Wat betekent de naam “Sint-Anna-ter-Muiden” ?
Prof. J.E. de Langhe
Sint-Anna-ter Muiden heette aanvankelijk Mude (13de -15de eeuw).
Dit Mude (Muide) is grammaticaal een plaats-datief of locatief: ter Mude of ten Mude (meestal ter Muiden, soms ten Muiden sinds de 15de -16de eeuw).
Volgens de gangbare, algemeen aanvaarde mening is dit “mude–muide” niets anders dan de kust-Germaanse vorm van het woord mond (monding): Oudfries muth, Angelsaksisch mud, Engels (mouth). Dus Mude, Ter Muiden = aan de monding van het Zwin.
Het bedoelde toponymisch element komt voor in ettelijke Noord-Nederlandse toponiemen (Muiden, Arnemuiden aan de monding van de Arne), alsook in het West-Vlaamse toponiem Diksmuide.

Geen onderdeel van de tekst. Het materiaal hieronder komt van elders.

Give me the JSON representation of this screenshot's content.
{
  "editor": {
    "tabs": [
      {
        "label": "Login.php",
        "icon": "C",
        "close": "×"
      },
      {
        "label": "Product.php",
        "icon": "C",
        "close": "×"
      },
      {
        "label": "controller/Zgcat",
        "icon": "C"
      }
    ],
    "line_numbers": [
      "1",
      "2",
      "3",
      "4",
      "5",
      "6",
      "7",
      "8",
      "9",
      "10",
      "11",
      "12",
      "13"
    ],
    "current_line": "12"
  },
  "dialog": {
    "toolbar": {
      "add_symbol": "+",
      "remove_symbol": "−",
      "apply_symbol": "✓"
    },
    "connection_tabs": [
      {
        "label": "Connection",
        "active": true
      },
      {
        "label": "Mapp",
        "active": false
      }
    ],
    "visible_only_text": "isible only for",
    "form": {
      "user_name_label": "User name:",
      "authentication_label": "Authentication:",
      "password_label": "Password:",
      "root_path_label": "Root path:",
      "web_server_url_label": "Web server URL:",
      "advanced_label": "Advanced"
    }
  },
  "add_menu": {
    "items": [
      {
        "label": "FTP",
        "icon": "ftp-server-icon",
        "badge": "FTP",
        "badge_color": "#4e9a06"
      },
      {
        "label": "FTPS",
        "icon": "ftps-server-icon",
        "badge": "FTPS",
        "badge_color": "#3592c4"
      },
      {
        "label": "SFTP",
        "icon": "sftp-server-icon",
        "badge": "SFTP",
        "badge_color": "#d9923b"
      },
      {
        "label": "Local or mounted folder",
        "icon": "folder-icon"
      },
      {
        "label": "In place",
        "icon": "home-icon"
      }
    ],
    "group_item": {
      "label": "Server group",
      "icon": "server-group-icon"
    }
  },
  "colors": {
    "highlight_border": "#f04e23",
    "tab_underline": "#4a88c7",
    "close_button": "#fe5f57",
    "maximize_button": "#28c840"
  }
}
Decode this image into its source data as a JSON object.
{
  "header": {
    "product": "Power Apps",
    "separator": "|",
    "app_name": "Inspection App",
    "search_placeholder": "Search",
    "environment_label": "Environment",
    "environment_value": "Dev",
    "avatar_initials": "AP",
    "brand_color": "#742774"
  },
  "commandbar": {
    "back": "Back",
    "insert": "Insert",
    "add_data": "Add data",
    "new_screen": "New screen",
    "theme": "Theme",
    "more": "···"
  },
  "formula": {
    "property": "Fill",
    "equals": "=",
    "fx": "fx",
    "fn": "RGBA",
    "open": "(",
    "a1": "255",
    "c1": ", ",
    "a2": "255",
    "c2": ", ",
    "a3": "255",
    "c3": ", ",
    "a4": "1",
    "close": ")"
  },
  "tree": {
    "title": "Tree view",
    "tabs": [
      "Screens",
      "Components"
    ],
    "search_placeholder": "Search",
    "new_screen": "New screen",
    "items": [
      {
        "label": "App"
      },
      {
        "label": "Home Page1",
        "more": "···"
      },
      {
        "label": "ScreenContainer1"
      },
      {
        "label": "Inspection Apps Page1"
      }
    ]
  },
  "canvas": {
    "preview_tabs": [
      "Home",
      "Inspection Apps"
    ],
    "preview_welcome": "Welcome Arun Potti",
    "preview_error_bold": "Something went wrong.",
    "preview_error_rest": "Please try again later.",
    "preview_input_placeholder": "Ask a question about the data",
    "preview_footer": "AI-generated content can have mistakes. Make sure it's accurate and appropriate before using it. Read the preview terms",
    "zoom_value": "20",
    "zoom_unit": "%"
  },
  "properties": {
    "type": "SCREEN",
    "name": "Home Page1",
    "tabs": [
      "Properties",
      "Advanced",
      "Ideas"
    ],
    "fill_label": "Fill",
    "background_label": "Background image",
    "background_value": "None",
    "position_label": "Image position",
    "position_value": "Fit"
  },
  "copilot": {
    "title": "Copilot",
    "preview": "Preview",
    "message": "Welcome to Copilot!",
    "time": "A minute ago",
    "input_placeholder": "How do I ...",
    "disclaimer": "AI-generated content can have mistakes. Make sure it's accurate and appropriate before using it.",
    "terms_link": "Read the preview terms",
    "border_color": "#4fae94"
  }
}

Is de kous daarmee af? Welneen!
Er zit in sommige (o. a. Gentse) plaatsnamen een ander, gelijk geschreven woord “mude-muide” met andere betekenis en oorsprong. Dit andere “mude-muide” betekent slijk, slib, modder, moeras, strandgeul met slibbezinking, “slikke”. Midden-Nederlands mode (modder), Engels mud, Duits moder. Muid (monding) en muid (modder, slib, slikke) hebben etymologisch niets met elkaar te maken, maar werden begrijpelijkerwijze vaak met elkaar verward.
Door Vercoullie 1 werd jaren geleden reeds daarop gewezen. Wij kunnen dus kiezen: Sint Anna ter Muiden, plaats aan de monding van het Zwin of plaats nabij de slikken van de Zwinmonding. Dus qua geografische ligging vrijwel hetzelfde, maar qua landschappelijke positie niet hetzelfde.
Waaraan de voorkeur geven? Ik geef de voorkeur aan een synthetische keus. Het is immers zonder meer duidelijk dat de twee taalkundig verschillen de verklaringen best aanvullen. Ik zie het duidelijk voor de ogen van mijn verbeelding: het haventje, later stadje Mude of Sint Anna ter Muiden ontstond na het inwinnen van de Greveninge polder aan de kant van de buitendijkse schorren en slikken op de monding van het Zwin. Het zit allemaal in het dubbelzinnige woord “mude-muide” !
Schematische weergave van de vorming van een Mui. door Bert Kennis.
A. Bij vloed wordt het zeewater door golfbeweging in de richting van het· strand opgestuwd. Hierdoor ontstaan compensatiestromingen (a), die de strandbank (b) op bepaalde plaatsen verlagen.
B. Bij eb stroomt het zeewater uit de langgerekte depressie achter de strandbank (zwin, c) via de laagten in de strandbank naar zee. Door verdere uitdiepingen ten gevolge van deze eb-stroming (e) ontstaan er na verloop van tijd geultjes door de strandbanken heen de zgn. muiden, (d ).
1. J.Vercoullie: Beknopt etymologisch woordenboek der Nederlandse taal, derde druk, Gent 1923.
Zo krijgen we ook een antwoord op de vraag: " Spreekt men terecht over een Zwindelta" : dan moeten we negatief antwoorden. Het is geen Delta, maar een Estuarium
Hoe moeten we dan het huidige woordgebruik verklaren?
Het is een betekenisverlening die terug te brengen is tot onze westerse cultuur. Het is een voorbeeld van de vele begripsvervangingen. Het verdoezelt de verschillen die er in het vroegere taalgebruik gangbaar waren. Dan kunnen we ons ook nog de vraag stellen: waarom het woord 'Delta' en niet 'Estuarium' in het taalgebruik.
Delta ligt beter in de mond in ons taalgebruik. In het Engels spreekt men wel over 'estuarium' met de Latijnse betekenis.